Artikel 5 Rapportage en gevolgtrekking

De bevindingen van de onderzoeken worden neergelegd in rapporten voor de raad, zoals voorgeschreven in artikel 213a, tweede lid van de Gemeentewet. De rapporten dienen volgens artikel 197 tweede lid van de Gemeentewet te worden gevoegd bij de jaarrekening en het jaarverslag. Dat betreft uiteraard de verslagen die lopende het verslagjaar zijn afgerond. Dat sluit echter geenszins uit dat de raad, als hij dat wenst, de rapporten ontvangt, zodra ze zijn vastgesteld. Een afschrift van de rapporten wordt bovendien verstrekt aan de gemeentelijke rekenkamercommissie.

Systematische aandacht voor doelmatigheid en doeltreffendheid impliceert ook het doel om te leren, om te denken over en te streven naar verbetering. In de verordening is daarom vastgelegd dat naar aanleiding van de resultaten van een onderzoek, indien nodig, een plan van verbetering opgesteld wordt. De bedrijfsvoering is een zaak van het college. Het is dan ook het college, dat maatregelen moet nemen tot verbetering. Het college moet een plan van verbetering opstellen en uitvoeren.
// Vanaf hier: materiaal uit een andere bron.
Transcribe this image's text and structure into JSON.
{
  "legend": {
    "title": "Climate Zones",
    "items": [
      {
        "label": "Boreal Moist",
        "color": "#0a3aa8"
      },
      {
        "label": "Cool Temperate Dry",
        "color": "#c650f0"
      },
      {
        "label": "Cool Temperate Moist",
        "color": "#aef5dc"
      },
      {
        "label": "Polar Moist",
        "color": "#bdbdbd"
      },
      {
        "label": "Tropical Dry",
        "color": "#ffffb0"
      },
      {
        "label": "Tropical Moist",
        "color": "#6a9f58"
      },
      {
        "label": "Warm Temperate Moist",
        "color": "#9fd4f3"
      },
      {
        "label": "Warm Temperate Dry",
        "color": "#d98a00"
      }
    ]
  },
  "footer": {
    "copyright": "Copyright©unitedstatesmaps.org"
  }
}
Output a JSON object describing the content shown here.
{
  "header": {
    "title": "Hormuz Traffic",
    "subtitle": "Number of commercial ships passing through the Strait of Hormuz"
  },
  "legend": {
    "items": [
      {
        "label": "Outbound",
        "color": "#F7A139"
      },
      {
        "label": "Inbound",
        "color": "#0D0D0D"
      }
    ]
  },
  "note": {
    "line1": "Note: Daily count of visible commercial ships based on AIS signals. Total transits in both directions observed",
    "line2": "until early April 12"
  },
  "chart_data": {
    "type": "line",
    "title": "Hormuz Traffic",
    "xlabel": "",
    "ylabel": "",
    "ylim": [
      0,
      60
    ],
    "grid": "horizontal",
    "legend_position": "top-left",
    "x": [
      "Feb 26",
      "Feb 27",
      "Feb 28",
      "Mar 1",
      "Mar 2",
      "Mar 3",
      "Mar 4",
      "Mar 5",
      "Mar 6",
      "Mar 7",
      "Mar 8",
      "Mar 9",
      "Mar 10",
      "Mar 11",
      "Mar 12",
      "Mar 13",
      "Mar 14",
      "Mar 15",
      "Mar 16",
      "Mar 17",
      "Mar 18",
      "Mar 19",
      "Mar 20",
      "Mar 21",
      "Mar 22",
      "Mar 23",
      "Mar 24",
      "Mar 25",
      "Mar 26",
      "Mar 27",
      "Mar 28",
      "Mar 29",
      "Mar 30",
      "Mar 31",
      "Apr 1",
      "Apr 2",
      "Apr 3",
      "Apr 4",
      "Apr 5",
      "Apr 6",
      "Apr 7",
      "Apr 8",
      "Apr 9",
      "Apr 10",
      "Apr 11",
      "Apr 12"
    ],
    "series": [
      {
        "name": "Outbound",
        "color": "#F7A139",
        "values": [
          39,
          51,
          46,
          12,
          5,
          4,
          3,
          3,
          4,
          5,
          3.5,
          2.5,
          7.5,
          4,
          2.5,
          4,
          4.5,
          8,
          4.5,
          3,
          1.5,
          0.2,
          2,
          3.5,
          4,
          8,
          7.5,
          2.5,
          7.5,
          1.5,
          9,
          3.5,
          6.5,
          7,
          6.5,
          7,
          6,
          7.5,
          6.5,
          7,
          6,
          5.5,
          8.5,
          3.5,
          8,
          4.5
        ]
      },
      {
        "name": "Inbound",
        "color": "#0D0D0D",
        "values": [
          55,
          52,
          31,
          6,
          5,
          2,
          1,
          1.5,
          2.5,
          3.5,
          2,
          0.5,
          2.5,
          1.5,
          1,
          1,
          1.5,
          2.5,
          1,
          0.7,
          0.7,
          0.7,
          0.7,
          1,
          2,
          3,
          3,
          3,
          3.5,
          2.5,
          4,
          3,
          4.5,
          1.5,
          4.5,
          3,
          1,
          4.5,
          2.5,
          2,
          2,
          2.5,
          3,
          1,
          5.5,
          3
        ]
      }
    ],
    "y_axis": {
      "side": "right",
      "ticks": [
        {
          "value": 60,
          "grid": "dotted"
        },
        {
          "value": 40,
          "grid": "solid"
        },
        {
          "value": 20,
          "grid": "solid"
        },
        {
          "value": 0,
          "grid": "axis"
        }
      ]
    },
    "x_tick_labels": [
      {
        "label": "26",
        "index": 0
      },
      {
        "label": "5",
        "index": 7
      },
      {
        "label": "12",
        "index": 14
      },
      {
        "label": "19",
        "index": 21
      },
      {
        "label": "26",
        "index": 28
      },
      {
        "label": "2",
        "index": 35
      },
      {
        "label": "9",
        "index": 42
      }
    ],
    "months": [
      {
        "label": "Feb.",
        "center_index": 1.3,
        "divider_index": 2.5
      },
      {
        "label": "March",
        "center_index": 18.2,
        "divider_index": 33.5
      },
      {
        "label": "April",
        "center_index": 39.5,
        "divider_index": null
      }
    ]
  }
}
Het plan van verbetering wordt uiteraard ook ter kennisgeving aan de raad gestuurd.

Artikel 6 Inwerkingtreding

In dit artikel wordt aangegeven wanneer de verordening in werking treedt.

Artikel 7 Citeertitel

In dit artikel wordt de naam gegeven, waarmee in gemeentelijke stukken naar deze verordening kan worden verwezen.